Jonas needs boundaries. Jonas is happiest when his day is structured and when he knows what to expect and what is expected of him. He needs to know that when he pushes the envelope, someone will let him know he is out of line. He needs to be informed of change and transition if it is out of the every day routine, so he can mentally prepare for that change. He needs to feel a measure of control over his life and what happens to him.

So how do I give my son these things? How do I give him happiness in a school system that is designed to squash the wiggles and the obnoxious attention getting behavior with negativity and anger? I really don’t know.

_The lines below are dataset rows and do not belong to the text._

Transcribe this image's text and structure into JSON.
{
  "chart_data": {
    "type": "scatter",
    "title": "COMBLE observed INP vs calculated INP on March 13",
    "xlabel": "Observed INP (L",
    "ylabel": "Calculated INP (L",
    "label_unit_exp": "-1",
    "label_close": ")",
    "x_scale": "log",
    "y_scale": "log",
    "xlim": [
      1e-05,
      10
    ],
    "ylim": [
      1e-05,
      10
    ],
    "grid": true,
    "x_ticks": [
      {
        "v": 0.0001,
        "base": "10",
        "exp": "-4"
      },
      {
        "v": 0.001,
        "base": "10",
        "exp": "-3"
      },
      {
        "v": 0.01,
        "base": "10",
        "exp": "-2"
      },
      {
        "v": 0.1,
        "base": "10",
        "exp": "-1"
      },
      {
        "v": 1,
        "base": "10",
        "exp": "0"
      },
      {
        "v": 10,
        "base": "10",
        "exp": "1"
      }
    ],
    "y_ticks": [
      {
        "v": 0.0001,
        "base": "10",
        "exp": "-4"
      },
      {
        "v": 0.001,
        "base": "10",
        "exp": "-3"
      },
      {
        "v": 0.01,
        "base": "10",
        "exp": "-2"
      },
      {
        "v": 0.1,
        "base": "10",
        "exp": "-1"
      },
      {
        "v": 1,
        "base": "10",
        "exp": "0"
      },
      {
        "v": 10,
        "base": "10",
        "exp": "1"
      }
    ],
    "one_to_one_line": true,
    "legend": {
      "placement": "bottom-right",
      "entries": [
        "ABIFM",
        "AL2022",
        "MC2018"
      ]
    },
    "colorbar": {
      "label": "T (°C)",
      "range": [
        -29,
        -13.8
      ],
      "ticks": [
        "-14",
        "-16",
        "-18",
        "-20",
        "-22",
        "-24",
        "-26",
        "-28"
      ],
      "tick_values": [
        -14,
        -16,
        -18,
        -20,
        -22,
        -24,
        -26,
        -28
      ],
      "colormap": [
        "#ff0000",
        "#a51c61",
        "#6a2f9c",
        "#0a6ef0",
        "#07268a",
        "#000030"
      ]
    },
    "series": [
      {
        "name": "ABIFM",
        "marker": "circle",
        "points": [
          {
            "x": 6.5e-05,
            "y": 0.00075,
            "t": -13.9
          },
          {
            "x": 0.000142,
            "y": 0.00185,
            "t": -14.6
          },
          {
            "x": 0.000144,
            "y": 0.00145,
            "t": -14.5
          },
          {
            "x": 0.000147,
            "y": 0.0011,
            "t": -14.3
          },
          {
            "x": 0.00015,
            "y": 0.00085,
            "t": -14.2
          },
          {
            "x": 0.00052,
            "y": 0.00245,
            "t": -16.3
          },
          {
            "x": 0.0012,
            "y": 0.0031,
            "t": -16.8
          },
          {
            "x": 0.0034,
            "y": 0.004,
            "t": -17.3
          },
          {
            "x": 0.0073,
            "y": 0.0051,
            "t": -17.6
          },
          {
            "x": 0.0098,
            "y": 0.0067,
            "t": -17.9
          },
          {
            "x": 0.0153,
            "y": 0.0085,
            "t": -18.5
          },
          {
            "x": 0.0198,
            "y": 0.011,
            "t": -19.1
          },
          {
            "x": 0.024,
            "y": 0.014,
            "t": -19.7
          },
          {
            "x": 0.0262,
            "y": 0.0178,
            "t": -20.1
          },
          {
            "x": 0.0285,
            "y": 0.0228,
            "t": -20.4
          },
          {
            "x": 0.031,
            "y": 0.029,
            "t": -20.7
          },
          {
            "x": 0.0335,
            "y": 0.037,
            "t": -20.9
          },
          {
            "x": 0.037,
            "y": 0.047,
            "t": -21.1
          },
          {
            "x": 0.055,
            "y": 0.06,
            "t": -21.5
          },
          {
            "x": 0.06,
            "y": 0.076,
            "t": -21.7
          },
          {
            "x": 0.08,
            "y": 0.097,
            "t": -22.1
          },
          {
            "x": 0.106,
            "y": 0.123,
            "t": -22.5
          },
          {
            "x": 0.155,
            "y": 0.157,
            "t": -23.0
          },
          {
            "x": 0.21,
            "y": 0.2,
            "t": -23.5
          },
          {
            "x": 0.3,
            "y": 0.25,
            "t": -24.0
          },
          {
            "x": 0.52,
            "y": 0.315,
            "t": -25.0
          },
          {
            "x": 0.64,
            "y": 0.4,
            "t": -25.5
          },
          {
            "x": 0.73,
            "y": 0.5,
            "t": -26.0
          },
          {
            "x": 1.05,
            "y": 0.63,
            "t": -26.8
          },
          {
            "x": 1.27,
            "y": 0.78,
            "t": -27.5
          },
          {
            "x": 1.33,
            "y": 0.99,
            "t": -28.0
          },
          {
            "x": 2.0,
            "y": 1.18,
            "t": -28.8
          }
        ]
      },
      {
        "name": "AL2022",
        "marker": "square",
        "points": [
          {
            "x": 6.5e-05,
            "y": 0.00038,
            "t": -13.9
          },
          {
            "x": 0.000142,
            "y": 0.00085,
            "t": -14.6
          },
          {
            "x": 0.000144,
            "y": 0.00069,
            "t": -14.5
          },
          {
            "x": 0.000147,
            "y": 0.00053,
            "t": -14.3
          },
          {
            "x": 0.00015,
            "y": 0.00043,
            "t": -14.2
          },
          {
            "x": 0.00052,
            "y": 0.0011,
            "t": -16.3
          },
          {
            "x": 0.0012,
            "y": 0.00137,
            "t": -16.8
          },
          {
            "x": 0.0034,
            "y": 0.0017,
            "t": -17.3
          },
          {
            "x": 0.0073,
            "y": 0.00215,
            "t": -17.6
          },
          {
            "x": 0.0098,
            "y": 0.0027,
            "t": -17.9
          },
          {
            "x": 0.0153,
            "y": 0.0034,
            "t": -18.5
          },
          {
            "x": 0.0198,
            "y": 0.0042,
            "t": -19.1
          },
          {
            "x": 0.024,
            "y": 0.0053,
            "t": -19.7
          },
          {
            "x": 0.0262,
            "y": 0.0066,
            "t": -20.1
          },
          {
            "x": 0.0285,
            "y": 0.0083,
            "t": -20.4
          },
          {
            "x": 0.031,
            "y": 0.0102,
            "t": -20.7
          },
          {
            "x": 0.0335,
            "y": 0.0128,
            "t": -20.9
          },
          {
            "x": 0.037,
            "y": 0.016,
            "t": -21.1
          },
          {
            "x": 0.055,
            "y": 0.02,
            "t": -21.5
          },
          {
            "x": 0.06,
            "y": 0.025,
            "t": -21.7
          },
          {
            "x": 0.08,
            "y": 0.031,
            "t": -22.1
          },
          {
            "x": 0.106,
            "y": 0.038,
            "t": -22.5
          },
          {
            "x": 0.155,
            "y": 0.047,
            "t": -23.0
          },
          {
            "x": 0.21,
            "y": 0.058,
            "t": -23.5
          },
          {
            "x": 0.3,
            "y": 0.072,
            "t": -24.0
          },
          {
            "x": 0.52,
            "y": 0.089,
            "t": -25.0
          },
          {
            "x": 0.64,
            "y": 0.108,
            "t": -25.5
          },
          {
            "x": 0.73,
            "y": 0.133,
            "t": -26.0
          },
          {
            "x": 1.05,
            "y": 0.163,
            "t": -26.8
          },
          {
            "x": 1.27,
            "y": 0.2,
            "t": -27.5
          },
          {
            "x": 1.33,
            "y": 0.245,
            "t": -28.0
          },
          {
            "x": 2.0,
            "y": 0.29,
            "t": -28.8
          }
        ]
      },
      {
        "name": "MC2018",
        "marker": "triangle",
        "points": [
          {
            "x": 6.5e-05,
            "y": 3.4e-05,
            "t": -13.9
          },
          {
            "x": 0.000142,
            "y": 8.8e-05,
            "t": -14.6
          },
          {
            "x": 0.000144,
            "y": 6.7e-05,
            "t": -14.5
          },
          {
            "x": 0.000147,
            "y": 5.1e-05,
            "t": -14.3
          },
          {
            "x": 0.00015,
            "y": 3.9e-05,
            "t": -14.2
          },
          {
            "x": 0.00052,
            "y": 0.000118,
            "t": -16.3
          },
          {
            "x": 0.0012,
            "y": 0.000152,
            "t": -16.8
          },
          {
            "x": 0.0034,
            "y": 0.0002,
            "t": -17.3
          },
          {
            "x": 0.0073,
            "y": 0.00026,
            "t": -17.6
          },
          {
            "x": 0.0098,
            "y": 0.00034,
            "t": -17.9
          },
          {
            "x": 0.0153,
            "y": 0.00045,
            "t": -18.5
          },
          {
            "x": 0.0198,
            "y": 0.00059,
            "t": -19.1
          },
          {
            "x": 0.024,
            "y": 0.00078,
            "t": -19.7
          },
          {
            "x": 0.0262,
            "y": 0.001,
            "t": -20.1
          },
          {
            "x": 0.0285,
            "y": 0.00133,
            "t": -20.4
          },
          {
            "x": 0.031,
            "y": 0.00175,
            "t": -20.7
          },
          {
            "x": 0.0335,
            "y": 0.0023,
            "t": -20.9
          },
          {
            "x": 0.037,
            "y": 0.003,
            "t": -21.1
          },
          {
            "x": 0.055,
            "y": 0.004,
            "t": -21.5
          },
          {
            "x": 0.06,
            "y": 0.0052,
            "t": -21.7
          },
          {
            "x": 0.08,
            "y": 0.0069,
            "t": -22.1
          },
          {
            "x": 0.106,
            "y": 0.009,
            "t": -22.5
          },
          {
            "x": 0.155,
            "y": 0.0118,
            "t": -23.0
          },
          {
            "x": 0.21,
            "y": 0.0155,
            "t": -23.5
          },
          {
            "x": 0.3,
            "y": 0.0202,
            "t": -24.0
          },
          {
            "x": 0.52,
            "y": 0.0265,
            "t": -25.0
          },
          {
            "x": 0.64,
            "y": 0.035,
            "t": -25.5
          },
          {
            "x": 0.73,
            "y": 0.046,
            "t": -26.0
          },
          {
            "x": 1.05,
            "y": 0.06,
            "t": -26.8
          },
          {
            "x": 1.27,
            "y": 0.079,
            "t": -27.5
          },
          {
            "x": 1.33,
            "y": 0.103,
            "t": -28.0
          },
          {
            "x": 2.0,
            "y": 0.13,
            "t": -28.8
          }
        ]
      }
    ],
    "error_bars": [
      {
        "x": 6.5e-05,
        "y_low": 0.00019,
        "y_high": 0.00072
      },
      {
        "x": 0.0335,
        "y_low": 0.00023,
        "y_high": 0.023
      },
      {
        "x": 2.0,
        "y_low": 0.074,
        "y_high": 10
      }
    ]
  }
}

I have seriously considered home schooling. I think it may be a viable option for us, and I have already begun to look at curriculum and formulate ideas of how to organize our family to make it work for us. I have looked into the legal, social, emotional and personal possibilities, problems, and options. It can work for us. My plan, for now, is to try it out over the summer. We will establish the routines and see if we are happy in it. Jonas will not forget what he has learned over the school year and will hopefully have learned more and solidified his skills. Then, I intend to return him to first grade. I know a lot of maturation can happen over a summer, and I think it is worth a try. Now, I hope he has a teacher who is good with him. I hope that he can continue to experience all of the things about public school that are positive and encouraging and worthwhile, and that he finds much success in his endeavors. I hope that he is happy with himself within this system.

However, if he isn’t, we will know what we can and cannot do for him at home. We will have the option, and we will be prepared for the option. I will not push through another year of school like this one. It is not a fight that we will be engaging in. I will choose my battles wisely, as Jonas has always taught me to do.